Les geysers, les sources d'eau chaude aux couleurs incroyables dans le parc du Yellowstone, les randonnées sous un soleil de plomb et les coup de soleil. Le Grand Canyon et les photos de groupes. Toujours. Les cappuccinos French Vanilla et les chewing-gums à la canelle. Les campings et les grenouilles dans la douche. Les tentes et les moustiques canadiens (les plus féroces)... La limousine dans Time Square et l'Empire State Building. Les panneaux publicitaires immenses, lumineux, recouvrant les grattes-ciel. Les Starbucks à chaque coin de rue et Central Park avec ses écureuils gris à un mètre de vous.

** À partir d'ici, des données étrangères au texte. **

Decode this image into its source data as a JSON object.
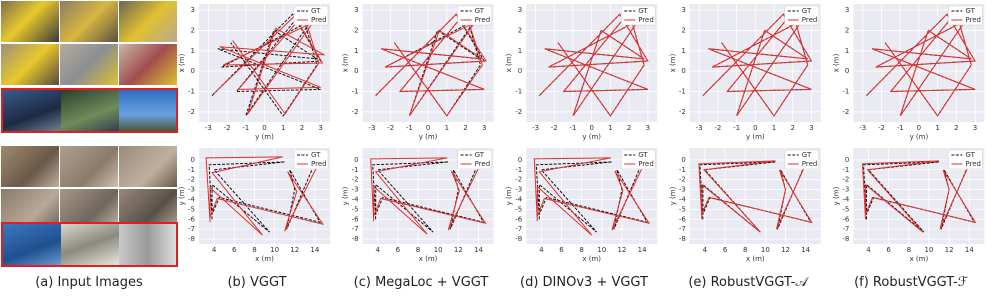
{
  "captions": [
    "(a) Input Images",
    "(b) VGGT",
    "(c) MegaLoc + VGGT",
    "(d) DINOv3 + VGGT",
    "(e) RobustVGGT-𝒜",
    "(f) RobustVGGT-ℱ"
  ],
  "chart_data": [
    {
      "type": "line",
      "xlabel": "y (m)",
      "ylabel": "x (m)",
      "xlim": [
        -3.5,
        3.5
      ],
      "ylim": [
        -2.5,
        3.3
      ],
      "xticks": [
        -3,
        -2,
        -1,
        0,
        1,
        2,
        3
      ],
      "yticks": [
        -2,
        -1,
        0,
        1,
        2,
        3
      ],
      "grid": true,
      "legend": "upper right",
      "series": [
        {
          "name": "GT",
          "color": "#111111",
          "dashed": true,
          "x": [
            -2.8,
            1.5,
            3.0,
            -2.3,
            2.5,
            -1.0,
            0.5,
            2.8,
            -2.5,
            3.0,
            -1.5,
            2.0,
            2.8,
            1.0,
            -1.8
          ],
          "values": [
            -1.2,
            2.8,
            0.5,
            0.2,
            2.5,
            -2.2,
            2.0,
            0.6,
            1.1,
            -0.9,
            -1.0,
            2.9,
            0.3,
            -2.2,
            1.4
          ]
        },
        {
          "name": "Pred",
          "color": "#e03030",
          "x": [
            -2.7,
            1.6,
            3.1,
            -2.2,
            2.6,
            -0.9,
            0.6,
            3.2,
            -2.4,
            3.0,
            -1.4,
            2.1,
            2.9,
            1.1,
            -1.7
          ],
          "values": [
            -1.1,
            2.7,
            0.4,
            0.3,
            2.4,
            -2.1,
            2.1,
            0.8,
            1.2,
            -0.8,
            -0.9,
            2.8,
            0.4,
            -2.1,
            1.5
          ]
        }
      ]
    },
    {
      "type": "line",
      "xlabel": "y (m)",
      "ylabel": "x (m)",
      "xlim": [
        -3.5,
        3.5
      ],
      "ylim": [
        -2.5,
        3.3
      ],
      "xticks": [
        -3,
        -2,
        -1,
        0,
        1,
        2,
        3
      ],
      "yticks": [
        -2,
        -1,
        0,
        1,
        2,
        3
      ],
      "grid": true,
      "legend": "upper right",
      "series": [
        {
          "name": "GT",
          "color": "#111111",
          "dashed": true,
          "x": [
            -2.8,
            1.5,
            3.0,
            -2.3,
            2.5,
            -1.0,
            0.5,
            2.8,
            -2.5,
            3.0,
            -1.5,
            2.0,
            2.8,
            1.0,
            -1.8
          ],
          "values": [
            -1.2,
            2.8,
            0.5,
            0.2,
            2.5,
            -2.2,
            2.0,
            0.6,
            1.1,
            -0.9,
            -1.0,
            2.9,
            0.3,
            -2.2,
            1.4
          ]
        },
        {
          "name": "Pred",
          "color": "#e03030",
          "x": [
            -2.8,
            1.5,
            3.1,
            -2.3,
            2.5,
            -1.0,
            0.6,
            2.9,
            -2.5,
            3.0,
            -1.5,
            2.0,
            2.9,
            1.0,
            -1.8
          ],
          "values": [
            -1.2,
            2.8,
            0.5,
            0.2,
            2.4,
            -2.2,
            2.0,
            0.6,
            1.1,
            -0.9,
            -1.0,
            2.9,
            0.3,
            -2.2,
            1.4
          ]
        }
      ]
    },
    {
      "type": "line",
      "xlabel": "y (m)",
      "ylabel": "x (m)",
      "xlim": [
        -3.5,
        3.5
      ],
      "ylim": [
        -2.5,
        3.3
      ],
      "xticks": [
        -3,
        -2,
        -1,
        0,
        1,
        2,
        3
      ],
      "yticks": [
        -2,
        -1,
        0,
        1,
        2,
        3
      ],
      "grid": true,
      "legend": "upper right",
      "series": [
        {
          "name": "GT",
          "color": "#111111",
          "dashed": true,
          "x": [
            -2.8,
            1.5,
            3.0,
            -2.3,
            2.5,
            -1.0,
            0.5,
            2.8,
            -2.5,
            3.0,
            -1.5,
            2.0,
            2.8,
            1.0,
            -1.8
          ],
          "values": [
            -1.2,
            2.8,
            0.5,
            0.2,
            2.5,
            -2.2,
            2.0,
            0.6,
            1.1,
            -0.9,
            -1.0,
            2.9,
            0.3,
            -2.2,
            1.4
          ]
        },
        {
          "name": "Pred",
          "color": "#e03030",
          "x": [
            -2.8,
            1.5,
            3.0,
            -2.3,
            2.5,
            -1.0,
            0.5,
            2.8,
            -2.5,
            3.0,
            -1.5,
            2.0,
            2.8,
            1.0,
            -1.8
          ],
          "values": [
            -1.2,
            2.8,
            0.5,
            0.2,
            2.5,
            -2.2,
            2.0,
            0.6,
            1.1,
            -0.9,
            -1.0,
            2.9,
            0.3,
            -2.2,
            1.4
          ]
        }
      ]
    },
    {
      "type": "line",
      "xlabel": "y (m)",
      "ylabel": "x (m)",
      "xlim": [
        -3.5,
        3.5
      ],
      "ylim": [
        -2.5,
        3.3
      ],
      "xticks": [
        -3,
        -2,
        -1,
        0,
        1,
        2,
        3
      ],
      "yticks": [
        -2,
        -1,
        0,
        1,
        2,
        3
      ],
      "grid": true,
      "legend": "upper right",
      "series": [
        {
          "name": "GT",
          "color": "#111111",
          "dashed": true,
          "x": [
            -2.8,
            1.5,
            3.0,
            -2.3,
            2.5,
            -1.0,
            0.5,
            2.8,
            -2.5,
            3.0,
            -1.5,
            2.0,
            2.8,
            1.0,
            -1.8
          ],
          "values": [
            -1.2,
            2.8,
            0.5,
            0.2,
            2.5,
            -2.2,
            2.0,
            0.6,
            1.1,
            -0.9,
            -1.0,
            2.9,
            0.3,
            -2.2,
            1.4
          ]
        },
        {
          "name": "Pred",
          "color": "#e03030",
          "x": [
            -2.8,
            1.5,
            3.0,
            -2.3,
            2.5,
            -1.0,
            0.5,
            2.8,
            -2.5,
            3.0,
            -1.5,
            2.0,
            2.8,
            1.0,
            -1.8
          ],
          "values": [
            -1.2,
            2.8,
            0.5,
            0.2,
            2.5,
            -2.2,
            2.0,
            0.6,
            1.1,
            -0.9,
            -1.0,
            2.9,
            0.3,
            -2.2,
            1.4
          ]
        }
      ]
    },
    {
      "type": "line",
      "xlabel": "y (m)",
      "ylabel": "x (m)",
      "xlim": [
        -3.5,
        3.5
      ],
      "ylim": [
        -2.5,
        3.3
      ],
      "xticks": [
        -3,
        -2,
        -1,
        0,
        1,
        2,
        3
      ],
      "yticks": [
        -2,
        -1,
        0,
        1,
        2,
        3
      ],
      "grid": true,
      "legend": "upper right",
      "series": [
        {
          "name": "GT",
          "color": "#111111",
          "dashed": true,
          "x": [
            -2.8,
            1.5,
            3.0,
            -2.3,
            2.5,
            -1.0,
            0.5,
            2.8,
            -2.5,
            3.0,
            -1.5,
            2.0,
            2.8,
            1.0,
            -1.8
          ],
          "values": [
            -1.2,
            2.8,
            0.5,
            0.2,
            2.5,
            -2.2,
            2.0,
            0.6,
            1.1,
            -0.9,
            -1.0,
            2.9,
            0.3,
            -2.2,
            1.4
          ]
        },
        {
          "name": "Pred",
          "color": "#e03030",
          "x": [
            -2.8,
            1.5,
            3.0,
            -2.3,
            2.5,
            -1.0,
            0.5,
            2.8,
            -2.5,
            3.0,
            -1.5,
            2.0,
            2.8,
            1.0,
            -1.8
          ],
          "values": [
            -1.2,
            2.8,
            0.5,
            0.2,
            2.5,
            -2.2,
            2.0,
            0.6,
            1.1,
            -0.9,
            -1.0,
            2.9,
            0.3,
            -2.2,
            1.4
          ]
        }
      ]
    },
    {
      "type": "line",
      "xlabel": "x (m)",
      "ylabel": "y (m)",
      "xlim": [
        2.5,
        15.5
      ],
      "ylim": [
        -8.5,
        1.2
      ],
      "xticks": [
        4,
        6,
        8,
        10,
        12,
        14
      ],
      "yticks": [
        -8,
        -7,
        -6,
        -5,
        -4,
        -3,
        -2,
        -1,
        0
      ],
      "grid": true,
      "legend": "upper right",
      "series": [
        {
          "name": "GT",
          "color": "#111111",
          "dashed": true,
          "x": [
            3.8,
            3.5,
            11.0,
            4.0,
            9.5,
            3.8,
            3.8,
            4.5,
            14.5,
            11.5,
            12.0,
            11.2,
            14.0
          ],
          "values": [
            -6.0,
            -0.5,
            -0.2,
            -1.0,
            -7.3,
            -2.5,
            -5.5,
            -3.8,
            -6.3,
            -1.0,
            -3.0,
            -7.0,
            -0.3
          ]
        },
        {
          "name": "Pred",
          "color": "#e03030",
          "x": [
            3.6,
            3.2,
            10.8,
            3.8,
            8.8,
            3.6,
            3.6,
            4.3,
            14.8,
            11.3,
            12.2,
            11.0,
            14.8
          ],
          "values": [
            -6.3,
            0.2,
            0.3,
            -1.3,
            -7.6,
            -2.8,
            -5.8,
            -3.9,
            -6.5,
            -1.2,
            -3.2,
            -7.2,
            0.5
          ]
        }
      ]
    },
    {
      "type": "line",
      "xlabel": "x (m)",
      "ylabel": "y (m)",
      "xlim": [
        2.5,
        15.5
      ],
      "ylim": [
        -8.5,
        1.2
      ],
      "xticks": [
        4,
        6,
        8,
        10,
        12,
        14
      ],
      "yticks": [
        -8,
        -7,
        -6,
        -5,
        -4,
        -3,
        -2,
        -1,
        0
      ],
      "grid": true,
      "legend": "upper right",
      "series": [
        {
          "name": "GT",
          "color": "#111111",
          "dashed": true,
          "x": [
            3.8,
            3.5,
            11.0,
            4.0,
            9.5,
            3.8,
            3.8,
            4.5,
            14.5,
            11.5,
            12.0,
            11.2,
            14.0
          ],
          "values": [
            -6.0,
            -0.5,
            -0.2,
            -1.0,
            -7.3,
            -2.5,
            -5.5,
            -3.8,
            -6.3,
            -1.0,
            -3.0,
            -7.0,
            -0.3
          ]
        },
        {
          "name": "Pred",
          "color": "#e03030",
          "x": [
            3.6,
            3.3,
            10.9,
            3.8,
            8.9,
            3.6,
            3.6,
            4.3,
            14.7,
            11.3,
            12.1,
            11.0,
            14.6
          ],
          "values": [
            -6.2,
            0.1,
            0.2,
            -1.2,
            -7.5,
            -2.7,
            -5.7,
            -3.9,
            -6.4,
            -1.1,
            -3.1,
            -7.1,
            0.4
          ]
        }
      ]
    },
    {
      "type": "line",
      "xlabel": "x (m)",
      "ylabel": "y (m)",
      "xlim": [
        2.5,
        15.5
      ],
      "ylim": [
        -8.5,
        1.2
      ],
      "xticks": [
        4,
        6,
        8,
        10,
        12,
        14
      ],
      "yticks": [
        -8,
        -7,
        -6,
        -5,
        -4,
        -3,
        -2,
        -1,
        0
      ],
      "grid": true,
      "legend": "upper right",
      "series": [
        {
          "name": "GT",
          "color": "#111111",
          "dashed": true,
          "x": [
            3.8,
            3.5,
            11.0,
            4.0,
            9.5,
            3.8,
            3.8,
            4.5,
            14.5,
            11.5,
            12.0,
            11.2,
            14.0
          ],
          "values": [
            -6.0,
            -0.5,
            -0.2,
            -1.0,
            -7.3,
            -2.5,
            -5.5,
            -3.8,
            -6.3,
            -1.0,
            -3.0,
            -7.0,
            -0.3
          ]
        },
        {
          "name": "Pred",
          "color": "#e03030",
          "x": [
            3.6,
            3.3,
            10.9,
            3.8,
            9.0,
            3.6,
            3.6,
            4.3,
            14.7,
            11.3,
            12.1,
            11.0,
            14.6
          ],
          "values": [
            -6.2,
            0.1,
            0.2,
            -1.2,
            -7.6,
            -2.7,
            -5.7,
            -3.9,
            -6.4,
            -1.1,
            -3.1,
            -7.1,
            0.4
          ]
        }
      ]
    },
    {
      "type": "line",
      "xlabel": "x (m)",
      "ylabel": "y (m)",
      "xlim": [
        2.5,
        15.5
      ],
      "ylim": [
        -8.5,
        1.2
      ],
      "xticks": [
        4,
        6,
        8,
        10,
        12,
        14
      ],
      "yticks": [
        -8,
        -7,
        -6,
        -5,
        -4,
        -3,
        -2,
        -1,
        0
      ],
      "grid": true,
      "legend": "upper right",
      "series": [
        {
          "name": "GT",
          "color": "#111111",
          "dashed": true,
          "x": [
            3.8,
            3.5,
            11.0,
            4.0,
            9.5,
            3.8,
            3.8,
            4.5,
            14.5,
            11.5,
            12.0,
            11.2,
            14.0
          ],
          "values": [
            -6.0,
            -0.5,
            -0.2,
            -1.0,
            -7.3,
            -2.5,
            -5.5,
            -3.8,
            -6.3,
            -1.0,
            -3.0,
            -7.0,
            -0.3
          ]
        },
        {
          "name": "Pred",
          "color": "#e03030",
          "x": [
            3.7,
            3.4,
            11.0,
            3.9,
            9.5,
            3.7,
            3.7,
            4.4,
            14.6,
            11.4,
            12.0,
            11.1,
            14.1
          ],
          "values": [
            -6.0,
            -0.4,
            -0.1,
            -1.0,
            -7.3,
            -2.5,
            -5.5,
            -3.8,
            -6.3,
            -1.0,
            -3.0,
            -7.0,
            -0.2
          ]
        }
      ]
    },
    {
      "type": "line",
      "xlabel": "x (m)",
      "ylabel": "y (m)",
      "xlim": [
        2.5,
        15.5
      ],
      "ylim": [
        -8.5,
        1.2
      ],
      "xticks": [
        4,
        6,
        8,
        10,
        12,
        14
      ],
      "yticks": [
        -8,
        -7,
        -6,
        -5,
        -4,
        -3,
        -2,
        -1,
        0
      ],
      "grid": true,
      "legend": "upper right",
      "series": [
        {
          "name": "GT",
          "color": "#111111",
          "dashed": true,
          "x": [
            3.8,
            3.5,
            11.0,
            4.0,
            9.5,
            3.8,
            3.8,
            4.5,
            14.5,
            11.5,
            12.0,
            11.2,
            14.0
          ],
          "values": [
            -6.0,
            -0.5,
            -0.2,
            -1.0,
            -7.3,
            -2.5,
            -5.5,
            -3.8,
            -6.3,
            -1.0,
            -3.0,
            -7.0,
            -0.3
          ]
        },
        {
          "name": "Pred",
          "color": "#e03030",
          "x": [
            3.7,
            3.4,
            11.0,
            3.9,
            9.4,
            3.7,
            3.7,
            4.4,
            14.6,
            11.4,
            12.0,
            11.1,
            14.1
          ],
          "values": [
            -6.0,
            -0.4,
            -0.1,
            -1.0,
            -7.3,
            -2.5,
            -5.5,
            -3.8,
            -6.3,
            -1.0,
            -3.0,
            -7.0,
            -0.2
          ]
        }
      ]
    }
  ]
}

On oubliera le reste, les disputes et la mauvaise ambiance et les crises et les larmes et les mots qui fusent de tout côtés, les mots qui atteignent leur cible et la laissent un peu sonnée. On oubliera. Parce que le reste était beau. Simplement.

Et puis, on oubliera aussi la (re)chute trop violente au retour.